Colt. The island’s name, the founding family. He belonged here in ways that went beyond employment.

“They found his pack,” I said, needing to fill the silence that felt too heavy, too full of things unsaid. “But the search teams—“

“Are looking in the wrong places.” He studied me with those impossible eyes, and I felt exposed, catalogued, like he could see through skin to the desperation underneath. “Your father knew these trails. If something drove him off them, he’d go where others wouldn’t think to look.”

“Drove him off?” My hands clenched. “You think something—“

“Bear, maybe. Season’s early, but mothers with cubs are unpredictable.” He looked past me toward the tree line, and for a moment his expression shifted—concern, calculation, something fiercer I couldn’t name. “I can help look. Know places the search grid hasn’t reached.”

I should have been grateful. Another searcher, someone who knew the terrain. But standing near him made my skin feel too tight, like my body was reacting to a frequency only it could hear.

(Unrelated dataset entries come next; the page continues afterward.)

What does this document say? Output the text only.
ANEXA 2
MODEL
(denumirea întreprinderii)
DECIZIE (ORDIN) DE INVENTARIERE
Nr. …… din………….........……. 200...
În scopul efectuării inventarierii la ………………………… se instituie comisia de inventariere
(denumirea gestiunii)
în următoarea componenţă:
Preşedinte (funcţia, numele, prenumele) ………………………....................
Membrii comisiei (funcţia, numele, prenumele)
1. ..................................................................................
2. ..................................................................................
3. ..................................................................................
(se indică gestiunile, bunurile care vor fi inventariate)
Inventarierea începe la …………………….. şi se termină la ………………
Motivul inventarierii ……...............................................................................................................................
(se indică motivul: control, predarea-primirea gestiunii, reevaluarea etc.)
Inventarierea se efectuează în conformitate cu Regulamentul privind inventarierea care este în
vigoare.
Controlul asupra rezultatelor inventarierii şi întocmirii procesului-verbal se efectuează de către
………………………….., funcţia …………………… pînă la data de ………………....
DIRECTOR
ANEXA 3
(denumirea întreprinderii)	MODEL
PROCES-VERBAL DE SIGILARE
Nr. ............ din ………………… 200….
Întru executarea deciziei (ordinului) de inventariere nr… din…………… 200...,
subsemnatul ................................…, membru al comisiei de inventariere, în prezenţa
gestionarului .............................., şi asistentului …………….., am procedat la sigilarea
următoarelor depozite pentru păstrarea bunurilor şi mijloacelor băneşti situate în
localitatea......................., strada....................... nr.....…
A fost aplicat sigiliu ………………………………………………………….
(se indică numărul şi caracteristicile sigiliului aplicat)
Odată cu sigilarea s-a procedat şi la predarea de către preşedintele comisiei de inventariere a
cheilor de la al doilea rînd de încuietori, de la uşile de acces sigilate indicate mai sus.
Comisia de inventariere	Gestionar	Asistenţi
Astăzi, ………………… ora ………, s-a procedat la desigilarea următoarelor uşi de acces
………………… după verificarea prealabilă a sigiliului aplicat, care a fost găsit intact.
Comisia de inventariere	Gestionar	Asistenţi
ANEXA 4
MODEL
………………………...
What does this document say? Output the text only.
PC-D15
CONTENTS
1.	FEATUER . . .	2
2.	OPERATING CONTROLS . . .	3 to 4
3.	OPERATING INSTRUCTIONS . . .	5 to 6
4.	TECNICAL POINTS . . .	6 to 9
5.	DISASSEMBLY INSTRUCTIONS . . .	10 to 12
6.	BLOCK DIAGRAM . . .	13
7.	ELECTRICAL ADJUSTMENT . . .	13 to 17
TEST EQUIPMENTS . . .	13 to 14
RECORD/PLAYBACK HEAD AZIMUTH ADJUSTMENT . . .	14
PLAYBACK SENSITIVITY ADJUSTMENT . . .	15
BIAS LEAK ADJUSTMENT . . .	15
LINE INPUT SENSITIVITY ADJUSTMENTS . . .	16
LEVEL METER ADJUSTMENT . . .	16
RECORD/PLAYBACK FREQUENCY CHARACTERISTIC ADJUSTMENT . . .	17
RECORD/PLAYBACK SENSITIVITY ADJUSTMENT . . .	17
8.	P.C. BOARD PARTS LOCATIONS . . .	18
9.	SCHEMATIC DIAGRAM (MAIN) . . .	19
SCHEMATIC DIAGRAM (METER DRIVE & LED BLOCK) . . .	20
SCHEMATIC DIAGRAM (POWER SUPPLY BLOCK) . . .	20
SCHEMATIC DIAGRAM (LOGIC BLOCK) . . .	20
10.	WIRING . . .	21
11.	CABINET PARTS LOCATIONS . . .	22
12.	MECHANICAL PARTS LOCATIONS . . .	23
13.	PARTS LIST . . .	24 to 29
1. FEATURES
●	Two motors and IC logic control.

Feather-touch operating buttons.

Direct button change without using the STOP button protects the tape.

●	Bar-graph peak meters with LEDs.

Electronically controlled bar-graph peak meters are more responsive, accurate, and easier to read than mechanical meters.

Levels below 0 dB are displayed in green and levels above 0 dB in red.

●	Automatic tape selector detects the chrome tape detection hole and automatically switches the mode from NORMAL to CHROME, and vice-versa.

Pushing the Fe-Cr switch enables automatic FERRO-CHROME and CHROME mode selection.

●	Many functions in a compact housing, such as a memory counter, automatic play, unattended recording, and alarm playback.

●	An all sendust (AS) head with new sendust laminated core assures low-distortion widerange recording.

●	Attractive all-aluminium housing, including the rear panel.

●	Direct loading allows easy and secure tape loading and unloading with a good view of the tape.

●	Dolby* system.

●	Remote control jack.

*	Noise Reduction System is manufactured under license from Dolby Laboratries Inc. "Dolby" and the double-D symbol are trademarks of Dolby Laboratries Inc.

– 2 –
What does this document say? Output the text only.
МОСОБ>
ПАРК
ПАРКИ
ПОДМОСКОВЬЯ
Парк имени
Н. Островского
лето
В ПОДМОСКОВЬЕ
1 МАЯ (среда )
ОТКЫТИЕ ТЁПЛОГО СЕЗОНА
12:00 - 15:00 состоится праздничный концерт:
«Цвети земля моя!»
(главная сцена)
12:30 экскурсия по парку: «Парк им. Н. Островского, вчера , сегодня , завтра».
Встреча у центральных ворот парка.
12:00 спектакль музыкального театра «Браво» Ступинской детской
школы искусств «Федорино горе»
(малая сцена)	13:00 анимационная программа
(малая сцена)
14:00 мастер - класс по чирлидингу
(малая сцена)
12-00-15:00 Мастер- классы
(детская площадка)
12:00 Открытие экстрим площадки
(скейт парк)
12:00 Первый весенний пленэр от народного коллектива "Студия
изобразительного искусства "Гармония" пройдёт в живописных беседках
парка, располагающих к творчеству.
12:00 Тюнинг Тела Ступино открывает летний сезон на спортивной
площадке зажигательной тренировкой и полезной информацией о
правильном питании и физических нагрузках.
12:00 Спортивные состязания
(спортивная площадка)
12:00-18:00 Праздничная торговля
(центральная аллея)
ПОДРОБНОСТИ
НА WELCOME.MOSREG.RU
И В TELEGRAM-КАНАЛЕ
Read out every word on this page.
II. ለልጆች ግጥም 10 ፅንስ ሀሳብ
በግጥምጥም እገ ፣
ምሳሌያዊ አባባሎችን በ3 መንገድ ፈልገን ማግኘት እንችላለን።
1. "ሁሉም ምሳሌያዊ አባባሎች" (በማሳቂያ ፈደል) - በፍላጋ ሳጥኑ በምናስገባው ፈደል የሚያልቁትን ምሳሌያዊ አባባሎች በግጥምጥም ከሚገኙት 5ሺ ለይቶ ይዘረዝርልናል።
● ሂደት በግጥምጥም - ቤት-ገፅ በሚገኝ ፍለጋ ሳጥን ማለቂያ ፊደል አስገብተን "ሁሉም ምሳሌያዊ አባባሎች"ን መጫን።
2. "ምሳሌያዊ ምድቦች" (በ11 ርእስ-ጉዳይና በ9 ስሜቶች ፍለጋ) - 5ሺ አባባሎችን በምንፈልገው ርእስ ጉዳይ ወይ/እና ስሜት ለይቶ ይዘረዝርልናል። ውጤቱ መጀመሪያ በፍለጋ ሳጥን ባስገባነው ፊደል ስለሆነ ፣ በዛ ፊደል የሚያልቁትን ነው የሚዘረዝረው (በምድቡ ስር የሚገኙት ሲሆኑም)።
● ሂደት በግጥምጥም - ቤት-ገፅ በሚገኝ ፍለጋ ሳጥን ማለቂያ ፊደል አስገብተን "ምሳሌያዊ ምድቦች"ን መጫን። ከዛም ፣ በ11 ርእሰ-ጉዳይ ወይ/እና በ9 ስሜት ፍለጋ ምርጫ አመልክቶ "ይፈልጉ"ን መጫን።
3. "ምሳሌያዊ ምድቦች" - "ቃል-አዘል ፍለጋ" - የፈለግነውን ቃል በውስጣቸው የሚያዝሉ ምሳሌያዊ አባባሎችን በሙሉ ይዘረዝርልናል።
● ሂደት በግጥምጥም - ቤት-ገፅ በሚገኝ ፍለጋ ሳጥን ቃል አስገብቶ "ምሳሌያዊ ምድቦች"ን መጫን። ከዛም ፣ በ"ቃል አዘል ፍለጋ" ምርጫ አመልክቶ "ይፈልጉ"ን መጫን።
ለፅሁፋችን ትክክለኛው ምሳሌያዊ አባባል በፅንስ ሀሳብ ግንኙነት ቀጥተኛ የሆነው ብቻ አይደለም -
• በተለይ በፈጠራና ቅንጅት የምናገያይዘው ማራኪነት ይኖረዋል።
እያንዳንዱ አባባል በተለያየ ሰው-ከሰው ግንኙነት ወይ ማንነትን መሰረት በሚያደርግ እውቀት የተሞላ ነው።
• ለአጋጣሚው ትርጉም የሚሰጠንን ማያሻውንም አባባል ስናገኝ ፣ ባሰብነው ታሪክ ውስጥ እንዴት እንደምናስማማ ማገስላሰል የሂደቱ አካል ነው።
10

When he moved, I found myself tracking the motion, watching how his hands stayed still at his sides, how he seemed to breathe with the rhythm of the waves.

“Why?” The question escaped before I could stop it. “You must have other duties.”

His gaze returned to me, and something flickered there—interest, warning, a depth that made me want to step closer and run simultaneously. “It‘s my job to know what happens on this island. Everything that happens.”

The way he said everything sent a shiver through me that had nothing to do with the morning cold. But I needed help, needed someone who knew the hidden places where my careful father might have fled.

“Yes,” I said. “Thank you. When can we start?”

“Tomorrow dawn. Meet me at the Creek Clearing—mile marker three on the main trail.” He turned to leave, then paused. “Don‘t come alone. The forest is...” He seemed to search for words. “Unpredictable right now.”